Today Poynter.org announced that Investigative Reporters and Editors has recognized CNN’s coverage of the Benghazi attack on September 11, 2012, with an IRE Award (see a segment of the report above). As you might recall, the network had been criticized for some of the methods used in its reporting, which included entering the bombed compound and removing U.S. Ambassador J. Christopher Stevens’ journal from the scene (you can read about it here). Stevens and three others died in the attack.

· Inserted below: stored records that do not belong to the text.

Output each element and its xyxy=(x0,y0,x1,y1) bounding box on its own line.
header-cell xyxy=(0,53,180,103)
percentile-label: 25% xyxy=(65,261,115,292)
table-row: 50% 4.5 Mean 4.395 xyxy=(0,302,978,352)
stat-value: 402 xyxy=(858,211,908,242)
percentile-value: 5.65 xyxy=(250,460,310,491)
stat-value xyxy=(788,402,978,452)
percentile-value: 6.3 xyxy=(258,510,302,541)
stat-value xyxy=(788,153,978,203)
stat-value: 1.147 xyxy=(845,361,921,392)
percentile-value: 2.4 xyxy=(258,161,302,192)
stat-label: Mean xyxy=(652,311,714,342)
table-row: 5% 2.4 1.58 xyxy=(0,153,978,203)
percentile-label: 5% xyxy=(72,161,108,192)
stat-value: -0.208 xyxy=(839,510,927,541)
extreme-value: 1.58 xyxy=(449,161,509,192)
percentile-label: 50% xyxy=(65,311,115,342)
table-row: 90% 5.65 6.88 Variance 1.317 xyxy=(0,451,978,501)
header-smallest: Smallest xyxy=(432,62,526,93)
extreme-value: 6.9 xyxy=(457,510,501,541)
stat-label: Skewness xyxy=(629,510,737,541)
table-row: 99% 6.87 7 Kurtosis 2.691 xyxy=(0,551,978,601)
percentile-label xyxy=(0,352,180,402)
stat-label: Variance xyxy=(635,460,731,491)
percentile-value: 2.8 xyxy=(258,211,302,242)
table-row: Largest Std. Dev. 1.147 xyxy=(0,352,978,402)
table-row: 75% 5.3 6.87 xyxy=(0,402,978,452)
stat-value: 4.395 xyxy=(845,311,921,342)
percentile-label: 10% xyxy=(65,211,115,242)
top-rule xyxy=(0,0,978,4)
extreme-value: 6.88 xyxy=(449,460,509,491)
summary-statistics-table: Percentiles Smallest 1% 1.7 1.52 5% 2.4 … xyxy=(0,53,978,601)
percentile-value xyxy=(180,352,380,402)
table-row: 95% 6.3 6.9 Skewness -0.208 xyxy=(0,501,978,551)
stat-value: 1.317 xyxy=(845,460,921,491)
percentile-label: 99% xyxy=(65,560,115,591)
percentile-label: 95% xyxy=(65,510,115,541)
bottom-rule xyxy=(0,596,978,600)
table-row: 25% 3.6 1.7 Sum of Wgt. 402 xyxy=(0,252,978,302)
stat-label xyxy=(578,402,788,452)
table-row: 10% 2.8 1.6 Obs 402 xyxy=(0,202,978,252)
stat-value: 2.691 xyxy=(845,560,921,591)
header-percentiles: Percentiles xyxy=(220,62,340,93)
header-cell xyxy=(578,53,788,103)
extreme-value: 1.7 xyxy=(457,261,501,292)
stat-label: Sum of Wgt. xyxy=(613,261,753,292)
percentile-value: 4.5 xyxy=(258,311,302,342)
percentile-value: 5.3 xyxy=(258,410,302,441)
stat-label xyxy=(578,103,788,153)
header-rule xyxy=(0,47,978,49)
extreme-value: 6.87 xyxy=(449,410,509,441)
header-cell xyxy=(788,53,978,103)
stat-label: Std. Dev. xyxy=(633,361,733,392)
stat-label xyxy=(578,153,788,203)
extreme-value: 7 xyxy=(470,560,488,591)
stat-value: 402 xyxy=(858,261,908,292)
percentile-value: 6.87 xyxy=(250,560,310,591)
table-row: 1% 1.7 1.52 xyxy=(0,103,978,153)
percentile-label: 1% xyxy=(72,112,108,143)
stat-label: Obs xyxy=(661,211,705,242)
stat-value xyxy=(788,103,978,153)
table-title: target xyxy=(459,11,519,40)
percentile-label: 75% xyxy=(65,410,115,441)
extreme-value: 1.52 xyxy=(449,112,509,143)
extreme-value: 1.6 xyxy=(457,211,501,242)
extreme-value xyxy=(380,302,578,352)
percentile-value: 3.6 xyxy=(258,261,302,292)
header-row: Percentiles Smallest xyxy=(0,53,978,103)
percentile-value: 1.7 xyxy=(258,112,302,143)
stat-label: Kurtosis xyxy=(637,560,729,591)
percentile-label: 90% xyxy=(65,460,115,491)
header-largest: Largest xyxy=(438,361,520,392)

In its announcement, IRE said of CNN’s coverage: “CNN correspondent Arwa Damon and photojournalist Sarmad Qaseera arrived quickly in Benghazi to find valuable clues in the wide-open but looted and burned ruins of the consulate.” While appropriating the journal in the way that CNN’s correspondent did might itself have amounted to looting, Washington Post columnist Erik Wemple sided with CNN, writing that “Journals enjoy an exalted cone of privacy among civilized people: Hands off. That cone shatters, of course, when we’re talking about the writings of an ambassador who’s been killed in a high-profile attack in a volatile foreign country. Reflections and information in the journal may be of immediate public interest, an imperative that steamrolls any considerations about privacy. Not only was CNN right to read and copy the journal, but also it was obligated by its newsgathering mission to do so.” By taking this position, Wemple cast his argument as a free press vs. government issue, since the State Department had a vested interest in what might have been written in the journal that cast a negative light on the security of the consulate.

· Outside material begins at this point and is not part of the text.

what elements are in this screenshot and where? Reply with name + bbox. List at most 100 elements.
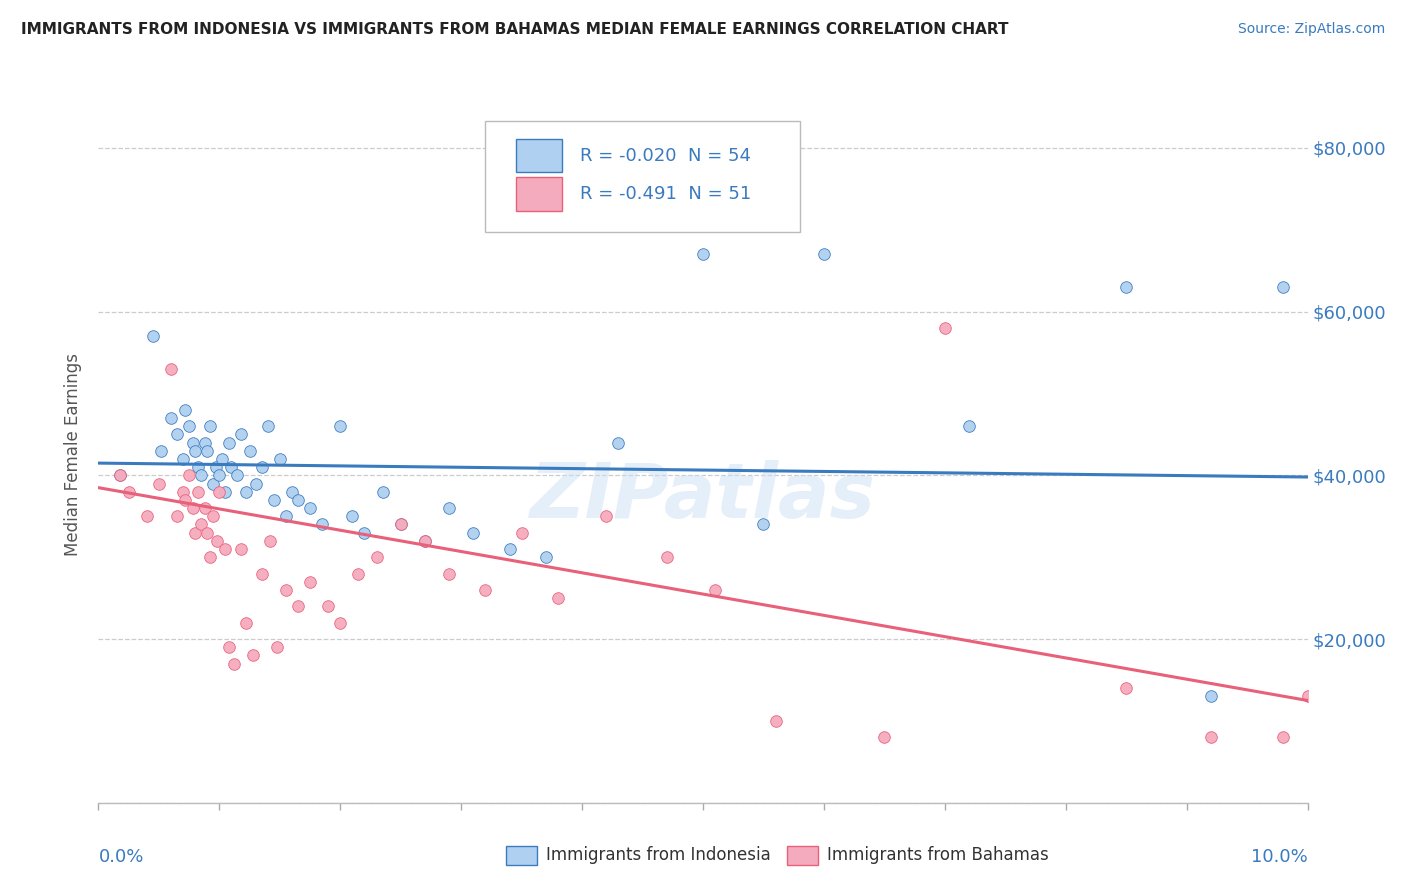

I don’t see it that way. I agree that the attack on the consulate was “of immediate public interest;” but did that trump privacy considerations, or at least handling Stevens’ family with more dignity? According to Wemple, “The family of the late ambassador had requested that CNN not issue any reports based on the journal — or even reference its existence — before the family consented.” And CNN had apparently agreed to abide by their wishes. But when CNN’s Anderson Cooper aired the report, it was ostensibly the journal that was referenced as his primary “source.” Said Cooper: “A source familiar with Ambassador Stevens’ thinking said in the months before his death, he talked about being worried about what he called the never-ending security threats, specifically in Benghazi. The source [is] telling us that the ambassador specifically mentioned the rise in Islamic extremism, the growing al-Qaeda presence in Libya, and said that he was on an al-Qaeda hit list.”

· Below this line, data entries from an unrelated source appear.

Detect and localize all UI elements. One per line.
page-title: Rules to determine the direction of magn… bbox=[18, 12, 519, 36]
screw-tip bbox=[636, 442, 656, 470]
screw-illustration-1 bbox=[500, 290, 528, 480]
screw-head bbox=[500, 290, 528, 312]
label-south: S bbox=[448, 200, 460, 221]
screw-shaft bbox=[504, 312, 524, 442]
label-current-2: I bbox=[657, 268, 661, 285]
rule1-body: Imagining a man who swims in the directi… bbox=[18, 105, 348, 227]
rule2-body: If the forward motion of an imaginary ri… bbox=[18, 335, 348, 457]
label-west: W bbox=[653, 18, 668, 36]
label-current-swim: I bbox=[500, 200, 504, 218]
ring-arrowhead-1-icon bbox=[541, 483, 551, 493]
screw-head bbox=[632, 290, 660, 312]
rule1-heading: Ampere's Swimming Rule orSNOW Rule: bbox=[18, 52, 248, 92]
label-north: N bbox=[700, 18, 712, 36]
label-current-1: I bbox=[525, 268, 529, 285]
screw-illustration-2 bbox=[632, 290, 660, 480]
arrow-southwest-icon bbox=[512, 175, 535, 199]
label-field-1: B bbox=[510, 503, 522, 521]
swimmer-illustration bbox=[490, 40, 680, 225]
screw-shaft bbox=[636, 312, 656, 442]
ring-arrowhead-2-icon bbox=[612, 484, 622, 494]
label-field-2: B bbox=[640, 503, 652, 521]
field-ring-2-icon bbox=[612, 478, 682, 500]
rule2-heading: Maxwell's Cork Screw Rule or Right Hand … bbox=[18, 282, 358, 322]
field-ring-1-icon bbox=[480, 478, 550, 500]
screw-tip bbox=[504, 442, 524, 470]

Wemple’s and CNN’s strident, damn-the-torpedoes approach toward news gathering is based on an overwhelming case of public interest, a case that “steamrolls any considerations about privacy.” If there were security problems at the consulate that went unaddressed and that resulted in the deaths of four Americans, the public certainly deserves to know about them, particularly if the State Department is either incapable of, or unwilling, to do so. On the other hand, Wemple and CNN should at the least admit that CNN was on thin moral ice in this case, particularly in how it obtained the journal and in how it seemed to have treated Stevens’ family. In the end, to me this was an ethical close call and it should have been noted as such. The fact that it wasn’t (by Wemple at least) seems almost as troubling as CNN’s actions themselves.
IRE, of course, has every right to recognize the reporting of whomever they want. But rewarding the ethically suspicious actions of CNN does nothing to further the cause of journalism ethics and to encourage reporters to exemplify the sort of moral character that truly is deserving of recognition.